Governor Dunleavy anticipates that eventually more than 1,500 people will be relocated to major cities in the state. In Alaska’s largest city, about 575 evacuees have been airlifted by the Alaska National Guard to a sports arena and a convention center, with additional flights scheduled for Friday and Saturday.
Efforts are underway to move people from emergency shelters into short-term and, later, longer-term housing. “Due to the time, space, distance, geography, and weather in the affected areas, it is likely that many survivors will be unable to return to their communities this winter,” Dunleavy said. “Agencies are prioritizing rapid repairs in the U.S. Arctic.”
The federal government is already assisting with search and rescue operations, damage assessments, environmental response, and evacuation support. A major disaster declaration by President Donald Trump could unlock federal assistance programs for both individuals and public infrastructure, including funding for emergency response and permanent recovery work.

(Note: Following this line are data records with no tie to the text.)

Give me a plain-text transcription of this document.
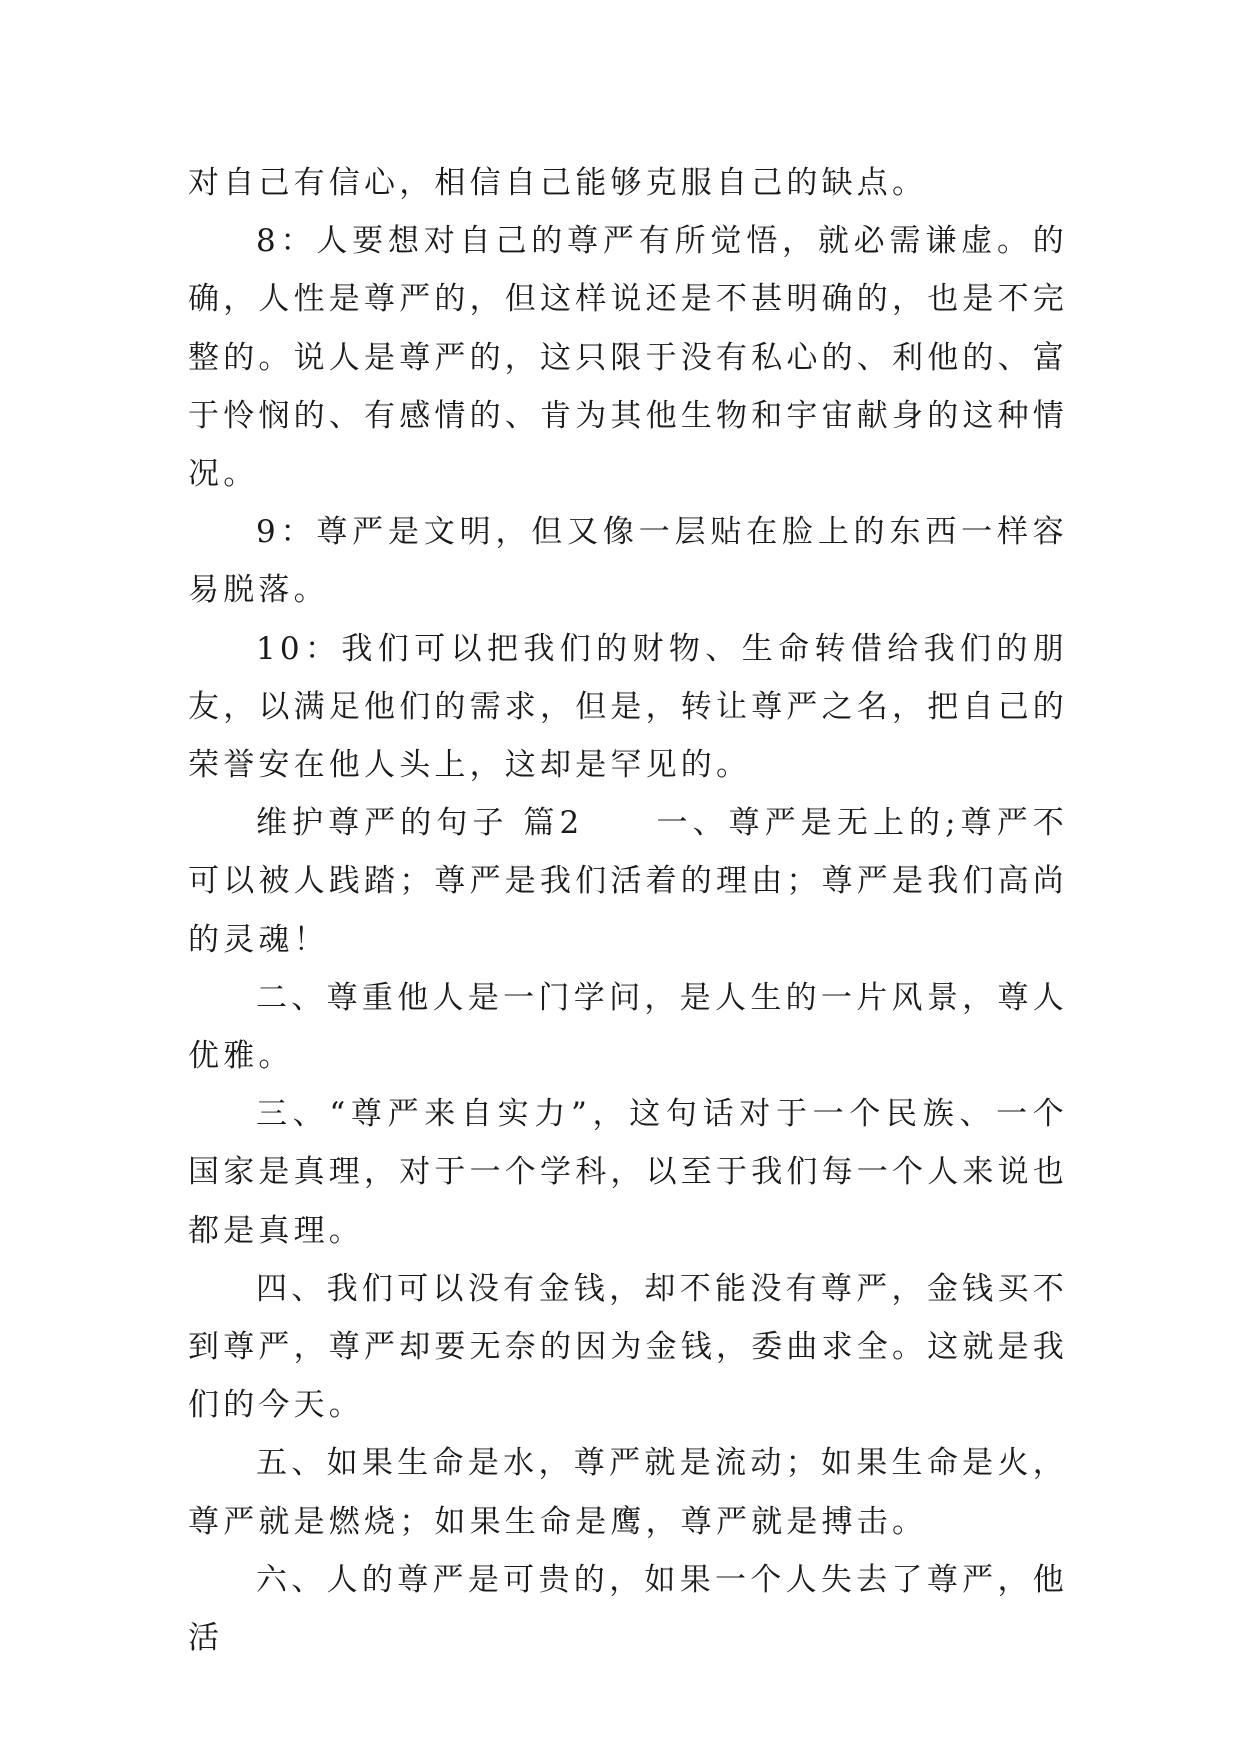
对自己有信心，相信自己能够克服自己的缺点。

8：人要想对自己的尊严有所觉悟，就必需谦虚。的确，人性是尊严的，但这样说还是不甚明确的，也是不完整的。说人是尊严的，这只限于没有私心的、利他的、富于怜悯的、有感情的、肯为其他生物和宇宙献身的这种情况。

9：尊严是文明，但又像一层贴在脸上的东西一样容易脱落。

10：我们可以把我们的财物、生命转借给我们的朋友，以满足他们的需求，但是，转让尊严之名，把自己的荣誉安在他人头上，这却是罕见的。

维护尊严的句子 篇2　　一、尊严是无上的;尊严不可以被人践踏；尊严是我们活着的理由；尊严是我们高尚的灵魂！

二、尊重他人是一门学问，是人生的一片风景，尊人优雅。

三、“尊严来自实力”，这句话对于一个民族、一个国家是真理，对于一个学科，以至于我们每一个人来说也都是真理。

四、我们可以没有金钱，却不能没有尊严，金钱买不到尊严，尊严却要无奈的因为金钱，委曲求全。这就是我们的今天。

五、如果生命是水，尊严就是流动；如果生命是火，尊严就是燃烧；如果生命是鹰，尊严就是搏击。

六、人的尊严是可贵的，如果一个人失去了尊严，他活
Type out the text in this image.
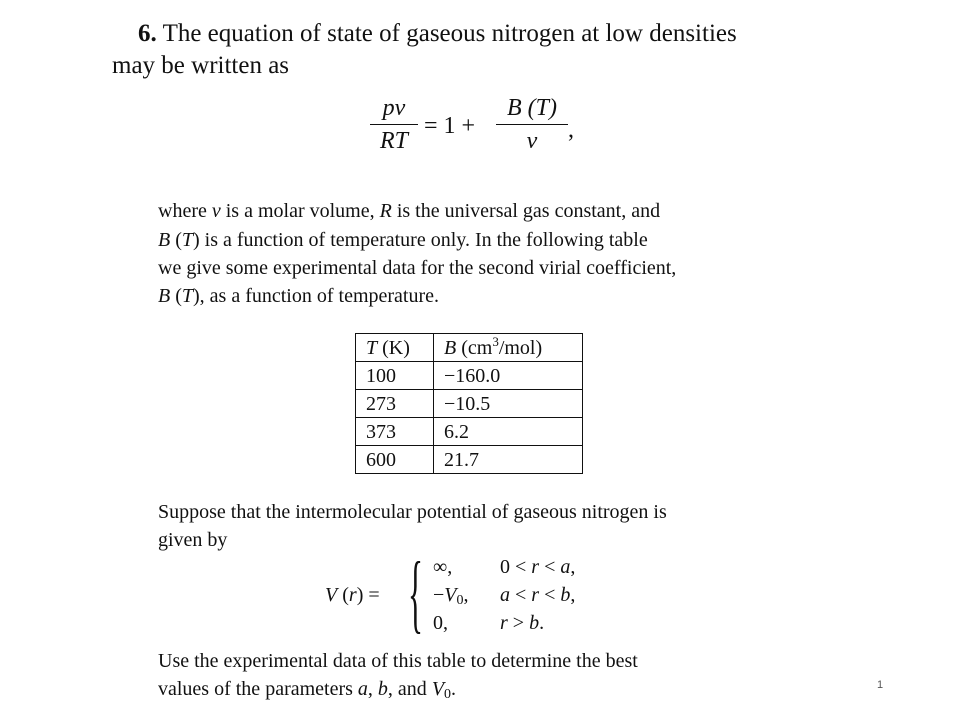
6. The equation of state of gaseous nitrogen at low densities
may be written as
pv
RT
= 1 +
B (T)
v	,
where v is a molar volume, R is the universal gas constant, and
B (T) is a function of temperature only. In the following table
we give some experimental data for the second virial coefficient,
B (T), as a function of temperature.
T (K)	B $(cm^3/mol)$
100	−160.0
273	−10.5
373	6.2
600	21.7
Suppose that the intermolecular potential of gaseous nitrogen is
given by
V (r) = { ∞, 0 < r < a,
$-V_0$, a < r < b,
0,	r > b.
Use the experimental data of this table to determine the best
values of the parameters a, b, and $V_0$.	1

On Friday, Alaska’s congressional delegation sent a letter to the White House urging swift approval of the disaster declaration.
The storm surge devastated a sparsely populated region off the state’s main road system, where communities are accessible only by air or water at this time of year. These villages typically have just a few hundred residents, many of whom rely on hunting and fishing for much of their food. Relocating to Alaska’s major cities will mean adjusting to a vastly different lifestyle.
One evacuee, Alexie Stone of Kipnuk, arrived in Anchorage aboard a military jet with his brothers, children, and mother after their home was struck by flooding. They are currently staying at the Alaska Airlines Center at the University of Alaska, where the Red Cross has provided cots, blankets, and hygiene supplies.
“For now, it’s going to be trying to find a place and find a job,” Stone said Friday. Having previously worked in a grocery store in Bethel, he hopes to find similar work in Anchorage. “We’re starting a new life here in Anchorage.”